Sans les Verts, sans le MoDem, sans le PCF, sans le parti de gauche, sans les courants "de gauche" du PS, sans grand monde de la société civile, ça fait de la place pour d'autres préretraités — Paris Match prétend que l'on a proposé un strapontin, un fauteuil, un maroquin même, à Jean-Louis Borloo. Qui aurait refusé ; pensant, certainement, qu'il n'y a rien à faire dans cette galère.

Et François Bayrou ?

Si j'avais été François Hollande, je lui aurais proposé l'Économie en 2012 ; les Affaires Étrangères à Marielle de Sarnez, les collectivités locales à Jacqueline Gourault. Mais vous aurez noté que je ne suis pas François Hollande, et réciproquement. Lui pratique le tuuk gilli, comme on dit en pays moaga si je me souviens bien : prends tout ce que tu peux pour toi et les tiens, à quoi bon partager ? quitte à travailler avec des ingrats, autant choisir des ingrats qui dépendent de vous.

De toute façon, on n'est plus en 2012 mais en 2014. La majorité en place a multiplié les justes analyses et les calculs pertinents, et totalement démontré son incapacité à concrétiser. Il est trop tard pour appeler un François Bayrou où que ce soit, sinon à Matignon, qui ne se refuse pas.

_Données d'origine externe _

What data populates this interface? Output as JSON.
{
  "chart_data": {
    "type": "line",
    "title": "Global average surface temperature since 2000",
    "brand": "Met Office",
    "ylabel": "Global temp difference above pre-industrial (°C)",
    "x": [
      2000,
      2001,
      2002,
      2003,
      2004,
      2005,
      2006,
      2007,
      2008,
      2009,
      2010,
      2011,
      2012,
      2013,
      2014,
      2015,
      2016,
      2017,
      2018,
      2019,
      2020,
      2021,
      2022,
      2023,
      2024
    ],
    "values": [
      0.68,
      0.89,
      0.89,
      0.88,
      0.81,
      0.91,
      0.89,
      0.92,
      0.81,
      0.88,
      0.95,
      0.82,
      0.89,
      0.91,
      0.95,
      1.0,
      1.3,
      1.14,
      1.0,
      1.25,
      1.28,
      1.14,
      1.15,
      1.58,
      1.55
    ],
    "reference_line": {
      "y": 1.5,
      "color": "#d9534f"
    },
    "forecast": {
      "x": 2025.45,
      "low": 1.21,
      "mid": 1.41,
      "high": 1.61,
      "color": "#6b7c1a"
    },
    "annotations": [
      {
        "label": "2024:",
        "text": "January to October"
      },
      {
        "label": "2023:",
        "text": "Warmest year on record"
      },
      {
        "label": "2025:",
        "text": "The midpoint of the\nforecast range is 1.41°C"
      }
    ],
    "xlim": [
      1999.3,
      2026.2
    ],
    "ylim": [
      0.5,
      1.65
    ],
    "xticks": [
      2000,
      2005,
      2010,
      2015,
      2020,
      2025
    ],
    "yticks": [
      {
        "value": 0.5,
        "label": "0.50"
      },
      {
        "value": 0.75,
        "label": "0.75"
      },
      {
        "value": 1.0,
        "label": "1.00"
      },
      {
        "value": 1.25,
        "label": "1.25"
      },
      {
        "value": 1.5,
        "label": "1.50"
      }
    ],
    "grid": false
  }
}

Mais par quel miracle François Hollande aurait-il pareille idée ? Après 30 ans de "com'" à la place de la politique réelle, après 10 années pendant lesquelles cette "com'" a été revendiquée par les "gouvernants" comme alternative à l'action effective, nous avons depuis 2014 un communiquant professionnel à Matignon : consécration officielle de L'ère du vide.

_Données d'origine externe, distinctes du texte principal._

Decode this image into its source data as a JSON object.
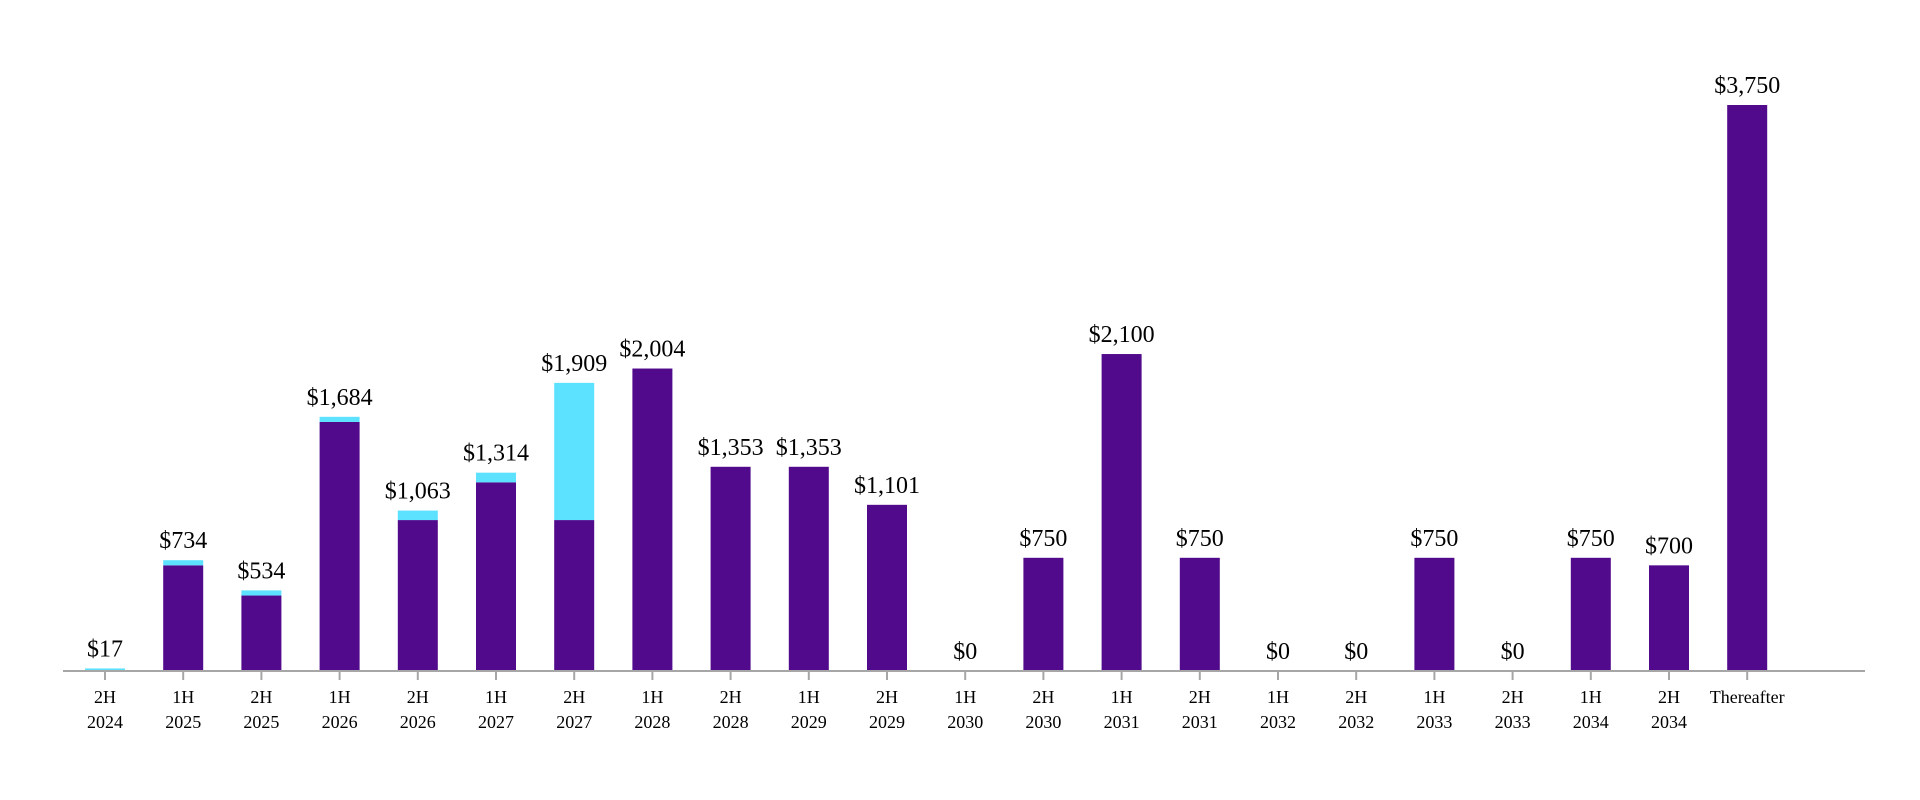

Difficile d'espérer un retour à la réalité !


Peut-on faire pire que le gouvernement actuel ? Oui bien sûr. Il suffirait de revenir au sarkozysme, de confier le bateau aux mélencho-montebourgeois, ou d'élire le FN.

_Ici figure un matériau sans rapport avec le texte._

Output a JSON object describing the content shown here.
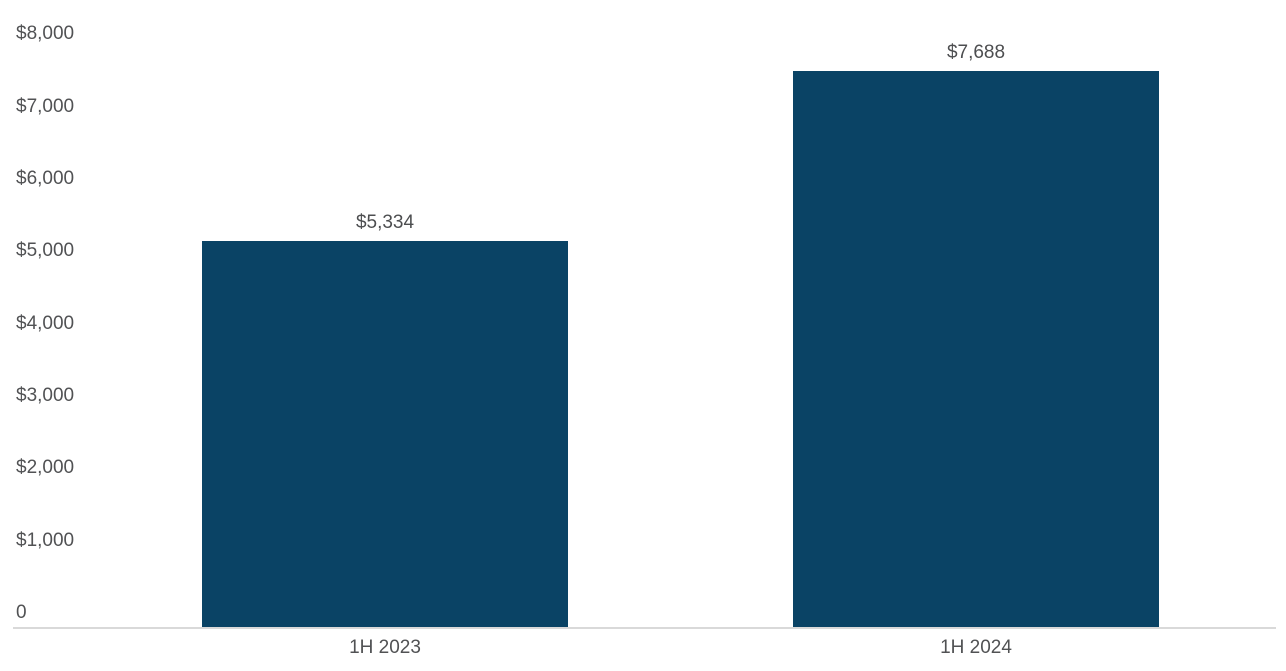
{
  "chart_data": {
    "type": "bar",
    "categories": [
      "1H 2023",
      "1H 2024"
    ],
    "values": [
      5334,
      7688
    ],
    "value_labels": [
      "$5,334",
      "$7,688"
    ],
    "y_ticks": [
      {
        "value": 8000,
        "label": "$8,000"
      },
      {
        "value": 7000,
        "label": "$7,000"
      },
      {
        "value": 6000,
        "label": "$6,000"
      },
      {
        "value": 5000,
        "label": "$5,000"
      },
      {
        "value": 4000,
        "label": "$4,000"
      },
      {
        "value": 3000,
        "label": "$3,000"
      },
      {
        "value": 2000,
        "label": "$2,000"
      },
      {
        "value": 1000,
        "label": "$1,000"
      },
      {
        "value": 0,
        "label": "0"
      }
    ],
    "title": "",
    "xlabel": "",
    "ylabel": "",
    "ylim": [
      0,
      8000
    ],
    "grid": false,
    "legend": "none",
    "colors": {
      "bar": "#0a4365",
      "axis_line": "#d9d9d9",
      "tick_label": "#515254",
      "value_label": "#4d4e50"
    }
  }
}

Peut-on faire mieux que le gouvernement actuel ? Oui bien sûr. Il suffirait de gouverner comme n'importe lequel des pays européens qui nous entourent[2], de droite, du centre, de gauche ou de "grande coalition" ; des pays où les gouvernants gouvernent, où les décideurs sont conscients des atouts et des risques de leur pays, où la crise n'est pas considérée comme une fiction médiatique.

Mais qui confiera les responsabilités nationales à des gouvernants décidés à gouverner, à des décideurs conscients, à des capitaines courageux ?

Notes

[1] Un pronostic qui ne risque rien.

[2] Sauf peut-être l'Espagne, dont je n'ai pas encore compris la stratégie.